Horgan and other provincial leaders met with officials from Lytton, B.C. in the nearby community of Lillooet on Tuesday following a wildfire that destroyed Lytton, killing at least two people. According to the BC Wildfire Service, 208 wildfires are currently burning in the province, and 39 of them have been started in the past two days.
Thirteen are considered “notable fires,” meaning they are highly visible or pose a potential threat to the public. Evacuation orders are in place for five wildfires, including the one in Lytton Creek, which is currently 77 square kilometers and is believed to be man-made, but is still under investigation.
Dozens of out-of-province firefighters arrived in British Columbia this week to assist with firefighting efforts in the hot, dry interior.

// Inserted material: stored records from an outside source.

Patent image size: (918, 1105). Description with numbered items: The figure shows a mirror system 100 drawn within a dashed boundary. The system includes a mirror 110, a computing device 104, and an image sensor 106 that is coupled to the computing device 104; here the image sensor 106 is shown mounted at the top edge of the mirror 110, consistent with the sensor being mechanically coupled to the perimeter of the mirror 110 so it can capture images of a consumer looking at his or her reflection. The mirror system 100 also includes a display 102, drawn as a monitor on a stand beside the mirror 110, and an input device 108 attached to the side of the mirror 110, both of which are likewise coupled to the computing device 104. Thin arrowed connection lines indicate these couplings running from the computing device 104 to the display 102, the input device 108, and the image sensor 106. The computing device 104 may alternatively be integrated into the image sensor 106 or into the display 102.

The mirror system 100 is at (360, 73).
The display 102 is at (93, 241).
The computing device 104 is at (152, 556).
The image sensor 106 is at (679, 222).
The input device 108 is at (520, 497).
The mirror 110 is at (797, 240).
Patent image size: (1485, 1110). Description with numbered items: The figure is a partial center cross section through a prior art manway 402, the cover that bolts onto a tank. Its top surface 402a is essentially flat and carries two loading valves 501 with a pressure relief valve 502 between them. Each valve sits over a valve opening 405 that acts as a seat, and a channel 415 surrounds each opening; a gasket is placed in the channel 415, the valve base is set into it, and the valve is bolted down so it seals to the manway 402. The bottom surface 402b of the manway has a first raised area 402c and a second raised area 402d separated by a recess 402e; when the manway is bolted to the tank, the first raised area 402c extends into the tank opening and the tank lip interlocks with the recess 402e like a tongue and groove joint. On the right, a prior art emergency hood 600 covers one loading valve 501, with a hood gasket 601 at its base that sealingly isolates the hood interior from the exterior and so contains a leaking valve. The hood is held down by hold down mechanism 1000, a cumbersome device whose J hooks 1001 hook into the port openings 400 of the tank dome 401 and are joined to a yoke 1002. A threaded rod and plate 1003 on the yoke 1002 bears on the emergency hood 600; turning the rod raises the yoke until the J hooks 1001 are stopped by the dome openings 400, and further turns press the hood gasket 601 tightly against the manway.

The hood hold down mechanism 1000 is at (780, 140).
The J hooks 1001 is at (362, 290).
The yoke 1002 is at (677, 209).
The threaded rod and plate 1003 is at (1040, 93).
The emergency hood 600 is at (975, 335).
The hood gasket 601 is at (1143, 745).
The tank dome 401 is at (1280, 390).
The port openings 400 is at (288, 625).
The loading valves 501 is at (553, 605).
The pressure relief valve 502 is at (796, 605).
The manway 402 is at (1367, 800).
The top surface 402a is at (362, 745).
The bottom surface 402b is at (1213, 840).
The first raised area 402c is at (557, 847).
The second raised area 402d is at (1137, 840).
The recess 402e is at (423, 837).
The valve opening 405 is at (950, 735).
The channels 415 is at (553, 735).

The risk of fire is high in much of British Columbia, with extreme risk in parts of the Okanagan.
Air quality advisories have been issued throughout the interior of British Columbia, as smoke from forest fires persists. Environment Canada has said the Okanagan Valley and the Thompson-Nicola area will be the most affected by the smoke over the next few days.
Anyone placed under an evacuation order must leave the area immediately.
Evacuation centers have been set up across the province to help anyone evacuated from a community threatened by a forest fire. To find the center closest to you, visit the Emergency Management BC website.
Evacuees are encouraged to register online with emergency support services whether or not they are accessing the services of an evacuation center.
Those looking for loved ones can contact the Canadian Red Cross for Family Reunification Services at 1-800-863-6582.